To understand what information has been learnt by the ML algorithm, we have also extracted data from the first hidden layer of the ML algorithm to construct an explicit formula ML1 (Table S2). We found the most important features are related to the changes from S1 to S2, such as Nchg. Unlike Lung-RADS, the ML algorithm combined both temporal and spatial changes from S1 to S2 screenings in all nodules to improve cancer prediction. As illustrated in Figure S3, the presence of incidence nodules is more important than the nodule size measured at any single time point.
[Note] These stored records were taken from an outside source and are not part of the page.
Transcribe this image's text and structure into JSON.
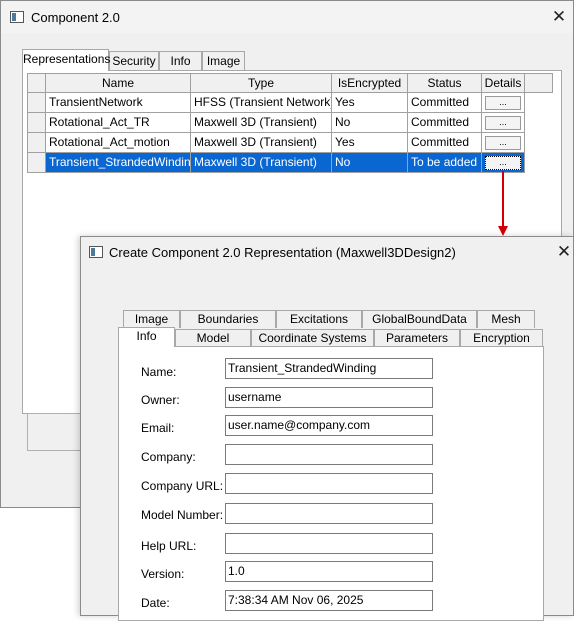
{
  "window1": {
    "title": "Component 2.0",
    "tabs": [
      {
        "label": "Representations"
      },
      {
        "label": "Security"
      },
      {
        "label": "Info"
      },
      {
        "label": "Image"
      }
    ],
    "grid": {
      "columns": [
        "Name",
        "Type",
        "IsEncrypted",
        "Status",
        "Details"
      ],
      "rows": [
        {
          "name": "TransientNetwork",
          "type": "HFSS (Transient Network)",
          "encrypted": "Yes",
          "status": "Committed",
          "details": "..."
        },
        {
          "name": "Rotational_Act_TR",
          "type": "Maxwell 3D (Transient)",
          "encrypted": "No",
          "status": "Committed",
          "details": "..."
        },
        {
          "name": "Rotational_Act_motion",
          "type": "Maxwell 3D (Transient)",
          "encrypted": "Yes",
          "status": "Committed",
          "details": "..."
        },
        {
          "name": "Transient_StrandedWinding",
          "type": "Maxwell 3D (Transient)",
          "encrypted": "No",
          "status": "To be added",
          "details": "..."
        }
      ],
      "selected_row_index": 3
    }
  },
  "window2": {
    "title": "Create Component 2.0 Representation (Maxwell3DDesign2)",
    "tabs_row1": [
      {
        "label": "Image"
      },
      {
        "label": "Boundaries"
      },
      {
        "label": "Excitations"
      },
      {
        "label": "GlobalBoundData"
      },
      {
        "label": "Mesh"
      }
    ],
    "tabs_row2": [
      {
        "label": "Info"
      },
      {
        "label": "Model"
      },
      {
        "label": "Coordinate Systems"
      },
      {
        "label": "Parameters"
      },
      {
        "label": "Encryption"
      }
    ],
    "form": {
      "name": {
        "label": "Name:",
        "value": "Transient_StrandedWinding"
      },
      "owner": {
        "label": "Owner:",
        "value": "username"
      },
      "email": {
        "label": "Email:",
        "value": "user.name@company.com"
      },
      "company": {
        "label": "Company:",
        "value": ""
      },
      "company_url": {
        "label": "Company URL:",
        "value": ""
      },
      "model_number": {
        "label": "Model Number:",
        "value": ""
      },
      "help_url": {
        "label": "Help URL:",
        "value": ""
      },
      "version": {
        "label": "Version:",
        "value": "1.0"
      },
      "date": {
        "label": "Date:",
        "value": "7:38:34 AM  Nov 06, 2025"
      }
    }
  },
  "annotation": {
    "arrow_color": "#d40000"
  },
  "colors": {
    "selection": "#0a67d2",
    "window_bg": "#f0f0f0"
  },
  "icons": {
    "app": "window-app-icon",
    "close": "close-icon",
    "arrow": "annotation-arrow"
  }
}
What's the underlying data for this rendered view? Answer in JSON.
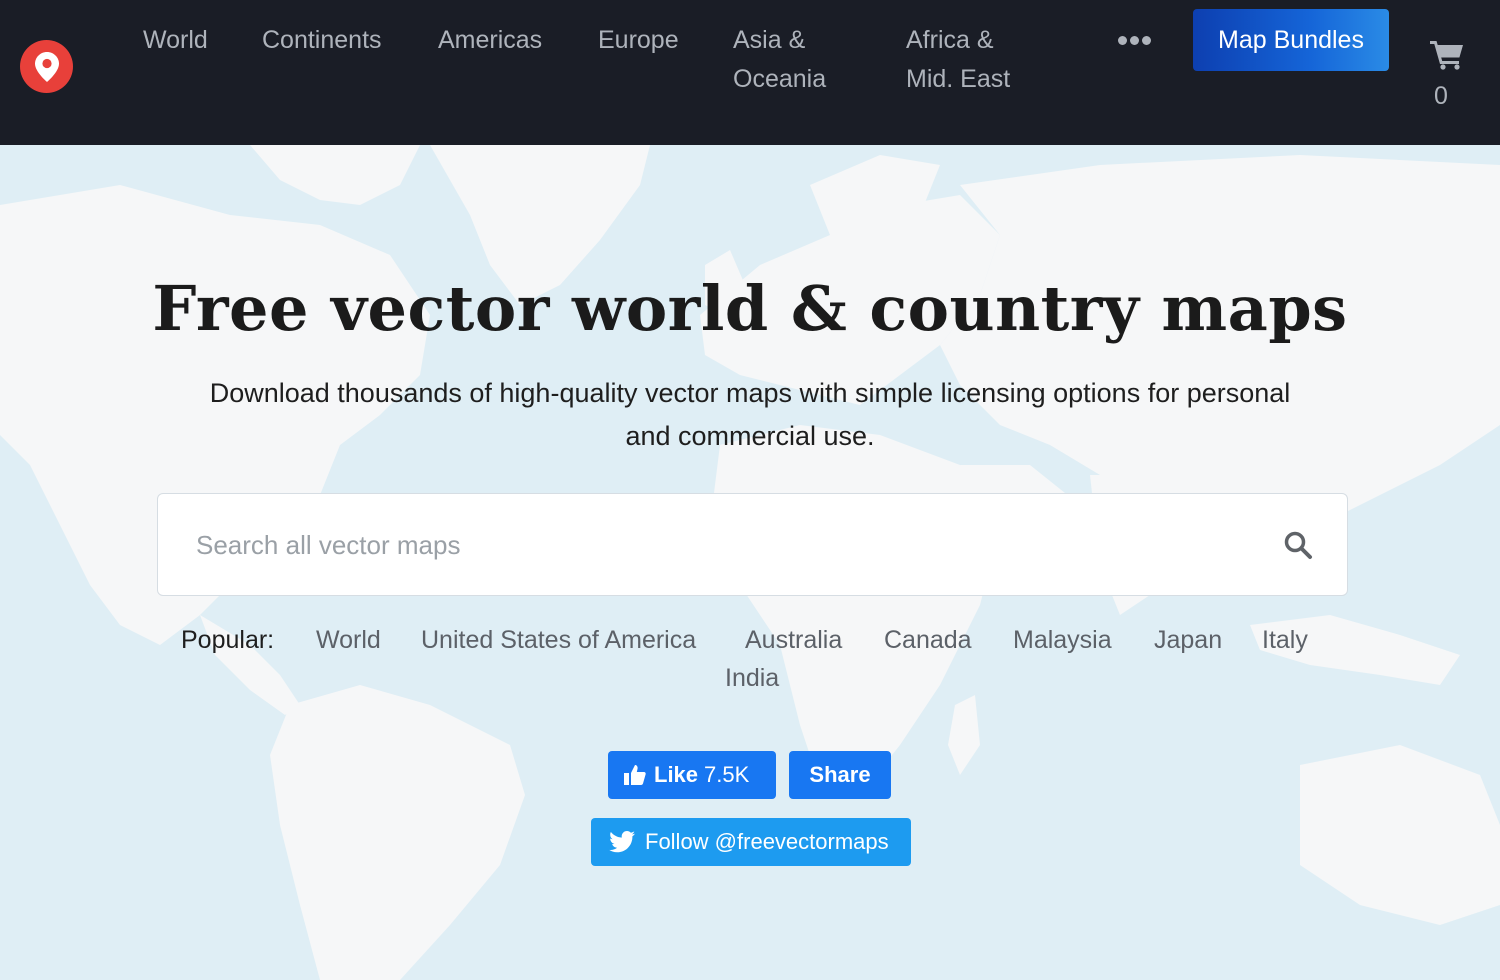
{
  "nav": {
    "items": [
      {
        "label": "World"
      },
      {
        "label": "Continents"
      },
      {
        "label": "Americas"
      },
      {
        "label": "Europe"
      },
      {
        "label": "Asia &"
      },
      {
        "label": "Oceania"
      },
      {
        "label": "Africa &"
      },
      {
        "label": "Mid. East"
      }
    ],
    "cta_label": "Map Bundles",
    "cart_count": "0"
  },
  "hero": {
    "title": "Free vector world & country maps",
    "subtitle_line1": "Download thousands of high-quality vector maps with simple licensing options for personal",
    "subtitle_line2": "and commercial use."
  },
  "search": {
    "placeholder": "Search all vector maps",
    "value": ""
  },
  "popular": {
    "label": "Popular:",
    "links": [
      "World",
      "United States of America",
      "Australia",
      "Canada",
      "Malaysia",
      "Japan",
      "Italy",
      "India"
    ]
  },
  "social": {
    "like_label": "Like",
    "like_count": "7.5K",
    "share_label": "Share",
    "follow_label": "Follow @freevectormaps"
  },
  "colors": {
    "navbar_bg": "#1a1d26",
    "logo_red": "#e8403a",
    "cta_blue": "#1565d8",
    "facebook_blue": "#1877f2",
    "twitter_blue": "#1d9bf0",
    "ocean": "#dfeef5",
    "land": "#f6f7f8"
  },
  "icons": [
    "map-pin-icon",
    "more-dots-icon",
    "cart-icon",
    "search-icon",
    "thumbs-up-icon",
    "twitter-bird-icon"
  ]
}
While mortality data was not a training variable in ML development, ML demonstrated added value in stratifying lung cancer mortality risk (Figure 3). In the NLST cohort, ML outperformed Lung-RADS in predicting deaths from lung cancer. Among participants deemed high-risk by Lung-RADS criteria, ML could further distinguish the subgroup with significantly higher risk of lung cancer mortality (Figure 3). Similar mortality data is not currently available from PanCan patients.
Our study was designed to avoid some common pitfalls in previous ML studies. Although a case-control design is helpful to demonstrate ML’s added value11,19,20, the study sample from such a design would not be representative of the general screening population and therefore its ML predictor could not be directly applied to clinical practice. Most ML studies did not blind the validation sample’s cancer outcomes. This could result in multiple attempts of fitting spurious associations that could lead to an artificially crafted highly accurate model. Many published ML studies did not differentiate cancers diagnosed at different time points in both ML algorithm development and its AUC evaluation.17,19,20 Our study outcomes were derived from survival analysis that takes an individual’s length of follow-up time into consideration. This approach not only reduces the bias from different follow-up lengths of participants, but also associates higher ML risk scores with earlier lung cancer diagnosis time. Early censored individuals were not treated as non-cancers in later years because these individuals could also develop cancers later. This is a critical difference between our approach and most existing methods.10,19 If this censoring was not adjusted, the sensitivity/specificity of the three predictors in PanCan validation sample would be 80%/76% (Lung-RADS), 88%/60% (ML), and 54%/91% (VDT) respectively. The logistic regression based AUC=90% from ML was significantly higher than AUC=86% (p=0·032) from Lung-RADS and AUC=76.% from VDT (p<0·001).
In contrast to currently available malignancy risk prediction tools or guidelines that are nodule-based which quantify an individual’s malignancy risk using the largest dominant nodule,3–6,21,23,30 ML takes into account the aggregate changes in nodule characteristics and non-nodule features for each individual. Examining the potential interactions between different nodules is important since 39% (2,852/7,307) of NLST individuals and 50% (532/1,070) of PanCan individuals had at least two non-calcified nodules with size ≥4mm on their S2 scans. Basing guidelines on the largest nodule can be problematic since the PanCan study has previously shown that 20% of malignancy arose from non-dominant nodules.7 Although Google’s recent work has incorporated image features from multiple nodules,10 its prediction was limited to one-year cancer risk and not evaluated from the survival analysis. An additional strength of our study is the ability to recognize patterns in both temporal and spatial changes including the synergy among changes from different nodules. Our algorithm can be used to provide guidance to clinicians, to personalize the repeat screening interval (Figures 2 and Table 2), and to determine the urgency for diagnostic investigations to rule out lung cancer (Figure 3), in a manner that is not currently available in existing clinical practice guidelines.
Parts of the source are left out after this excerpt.